The former Scotland international tells the story of the bizarre police intervention during the first episode of new BBC Scotland documentary Scotland’s Game.
This opening programme revisits the controversial period 26 years ago when Tynecastle chairman Wallace Mercer proposed a merger between the two capital clubs.
But his plans to create a new club to be called Edinburgh United were met with a furious backlash from Leith.
The Hibs support organised what ultimately turned out to be a successful campaign to thwart the deal - but the situation had still not calmed when the old rivals faced off at Easter Road in September 1990.
Unsurprisingly, tempers were running high and crowd trouble broke out. Police struggled to keep control and the game was disrupted several times in a first half when Hearts took a three-goal lead.
In the documentary, Robertson says: “The place was packed to the rafters, and it was a horrible atmosphere. Hibs fans were going bananas and rightly so, Hearts fans weren’t too happy about it either. We were the anti-Christ at the time, we were the enemies.”
Fearing more disruption, Robertson claims desperate officers appealed to the players to help calm events by going easy in the second half.
Robertson continued: ‘We were all looking stunned, thinking - some strange request, that. He went out the door and Sandy Clark (Hearts caretaker manager) said, ‘Yeah, yeah officer, no problem at all, no worries, I know where you’re coming from, we’ll leave it at that’.
“He shut the door and said, ‘Nah, that ain’t happening guys’.
Thankfully for the authorities, Hearts failed to find the net in the second half and the score remained 3-0.
Rod Petrie, current chairman of Hibs, reflected on the significance of his team’s fans’ campaign.

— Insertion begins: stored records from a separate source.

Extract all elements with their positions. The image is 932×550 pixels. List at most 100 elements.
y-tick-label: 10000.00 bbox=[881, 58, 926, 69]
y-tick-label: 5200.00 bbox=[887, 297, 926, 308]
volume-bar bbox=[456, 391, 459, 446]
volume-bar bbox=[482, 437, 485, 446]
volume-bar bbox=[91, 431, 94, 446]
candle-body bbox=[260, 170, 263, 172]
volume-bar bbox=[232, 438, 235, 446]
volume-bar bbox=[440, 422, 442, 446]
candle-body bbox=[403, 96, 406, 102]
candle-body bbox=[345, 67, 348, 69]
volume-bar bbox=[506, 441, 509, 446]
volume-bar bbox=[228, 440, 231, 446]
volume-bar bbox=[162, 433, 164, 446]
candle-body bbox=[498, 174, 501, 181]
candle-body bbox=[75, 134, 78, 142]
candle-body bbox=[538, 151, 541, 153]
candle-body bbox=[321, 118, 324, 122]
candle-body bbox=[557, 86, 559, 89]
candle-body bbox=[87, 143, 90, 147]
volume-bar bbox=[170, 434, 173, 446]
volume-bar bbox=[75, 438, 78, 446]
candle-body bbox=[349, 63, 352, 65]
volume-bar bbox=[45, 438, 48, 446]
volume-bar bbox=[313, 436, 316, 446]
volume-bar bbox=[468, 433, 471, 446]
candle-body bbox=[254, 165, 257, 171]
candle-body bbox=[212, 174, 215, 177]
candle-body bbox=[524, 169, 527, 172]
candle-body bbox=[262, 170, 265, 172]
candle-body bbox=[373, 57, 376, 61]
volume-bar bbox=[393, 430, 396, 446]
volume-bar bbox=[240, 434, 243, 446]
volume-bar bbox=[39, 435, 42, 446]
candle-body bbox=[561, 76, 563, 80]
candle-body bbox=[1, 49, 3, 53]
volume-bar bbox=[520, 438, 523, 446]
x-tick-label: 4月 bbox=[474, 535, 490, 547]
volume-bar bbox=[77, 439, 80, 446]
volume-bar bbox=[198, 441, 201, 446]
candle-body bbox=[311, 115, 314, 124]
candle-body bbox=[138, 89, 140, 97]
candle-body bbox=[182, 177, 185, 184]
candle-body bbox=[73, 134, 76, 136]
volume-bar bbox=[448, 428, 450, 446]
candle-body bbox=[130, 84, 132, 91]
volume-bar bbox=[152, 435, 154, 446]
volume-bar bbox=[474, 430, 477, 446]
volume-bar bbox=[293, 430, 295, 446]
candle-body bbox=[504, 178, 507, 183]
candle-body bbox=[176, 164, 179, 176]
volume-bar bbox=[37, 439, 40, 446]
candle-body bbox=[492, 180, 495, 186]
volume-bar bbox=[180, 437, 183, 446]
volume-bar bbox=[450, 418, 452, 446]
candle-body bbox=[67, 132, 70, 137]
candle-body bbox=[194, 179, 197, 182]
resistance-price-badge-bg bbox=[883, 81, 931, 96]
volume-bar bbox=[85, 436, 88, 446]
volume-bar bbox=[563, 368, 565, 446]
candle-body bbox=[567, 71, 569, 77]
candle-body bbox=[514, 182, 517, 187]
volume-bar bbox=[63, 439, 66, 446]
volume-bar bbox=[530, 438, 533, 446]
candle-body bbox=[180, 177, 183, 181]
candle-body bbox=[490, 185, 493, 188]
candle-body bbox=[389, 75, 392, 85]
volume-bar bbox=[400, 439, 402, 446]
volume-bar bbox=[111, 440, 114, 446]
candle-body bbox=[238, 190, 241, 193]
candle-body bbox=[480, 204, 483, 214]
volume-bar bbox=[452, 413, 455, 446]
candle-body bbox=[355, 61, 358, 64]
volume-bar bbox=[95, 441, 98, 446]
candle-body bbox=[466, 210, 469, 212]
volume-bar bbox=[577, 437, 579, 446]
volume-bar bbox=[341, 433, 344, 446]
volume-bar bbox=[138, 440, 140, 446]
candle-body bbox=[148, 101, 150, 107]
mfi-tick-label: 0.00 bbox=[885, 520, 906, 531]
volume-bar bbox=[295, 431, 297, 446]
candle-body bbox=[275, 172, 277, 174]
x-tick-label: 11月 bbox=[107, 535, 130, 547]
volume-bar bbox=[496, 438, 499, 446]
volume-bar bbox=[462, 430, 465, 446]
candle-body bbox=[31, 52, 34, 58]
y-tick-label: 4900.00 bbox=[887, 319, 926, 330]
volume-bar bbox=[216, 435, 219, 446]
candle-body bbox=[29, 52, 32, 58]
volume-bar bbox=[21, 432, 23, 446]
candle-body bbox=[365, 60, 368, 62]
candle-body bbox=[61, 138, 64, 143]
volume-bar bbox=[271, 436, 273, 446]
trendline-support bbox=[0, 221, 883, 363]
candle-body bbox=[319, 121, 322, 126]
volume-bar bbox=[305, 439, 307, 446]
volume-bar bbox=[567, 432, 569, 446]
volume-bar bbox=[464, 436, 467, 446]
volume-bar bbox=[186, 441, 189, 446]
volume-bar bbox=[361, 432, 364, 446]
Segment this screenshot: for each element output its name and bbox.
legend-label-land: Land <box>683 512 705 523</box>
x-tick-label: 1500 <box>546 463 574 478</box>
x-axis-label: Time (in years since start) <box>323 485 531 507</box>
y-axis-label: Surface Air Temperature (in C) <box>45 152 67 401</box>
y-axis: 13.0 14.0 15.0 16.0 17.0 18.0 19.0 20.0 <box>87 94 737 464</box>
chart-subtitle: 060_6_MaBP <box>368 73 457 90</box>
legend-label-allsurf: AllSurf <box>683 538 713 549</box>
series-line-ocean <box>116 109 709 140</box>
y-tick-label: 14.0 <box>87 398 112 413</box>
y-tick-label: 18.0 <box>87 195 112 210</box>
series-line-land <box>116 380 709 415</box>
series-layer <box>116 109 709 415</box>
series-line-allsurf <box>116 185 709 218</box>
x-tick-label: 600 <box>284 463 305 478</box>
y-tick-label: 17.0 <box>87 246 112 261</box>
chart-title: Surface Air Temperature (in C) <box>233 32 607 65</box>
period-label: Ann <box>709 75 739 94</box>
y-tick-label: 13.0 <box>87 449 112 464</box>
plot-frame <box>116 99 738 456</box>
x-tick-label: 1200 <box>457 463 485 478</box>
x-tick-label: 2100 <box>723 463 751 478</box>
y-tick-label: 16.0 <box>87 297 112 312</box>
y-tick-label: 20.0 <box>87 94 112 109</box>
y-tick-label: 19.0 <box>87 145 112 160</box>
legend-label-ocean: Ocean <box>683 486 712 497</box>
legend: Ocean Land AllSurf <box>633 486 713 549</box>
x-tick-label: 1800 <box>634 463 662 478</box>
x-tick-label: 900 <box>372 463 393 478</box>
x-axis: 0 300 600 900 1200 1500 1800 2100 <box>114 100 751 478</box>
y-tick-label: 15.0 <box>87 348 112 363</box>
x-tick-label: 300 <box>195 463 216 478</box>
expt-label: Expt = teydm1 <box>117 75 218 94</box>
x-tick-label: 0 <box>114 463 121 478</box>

He told the documentary: “It was probably close to the club’s darkest hour and everybody who was part of ‘Hands Off Hibs’ deserves great credit for the passion that they showed and the determination they showed to save the football club.”
Hearts supporter and former Scottish First Minister Alex Salmond added: “Anybody who really understands football understands that you can’t have yin without yang. You can’t have Hearts without Hibs, you can’t have Celtic without Rangers and you cannot, must not, ever effectively deprive people of their football loyalties.”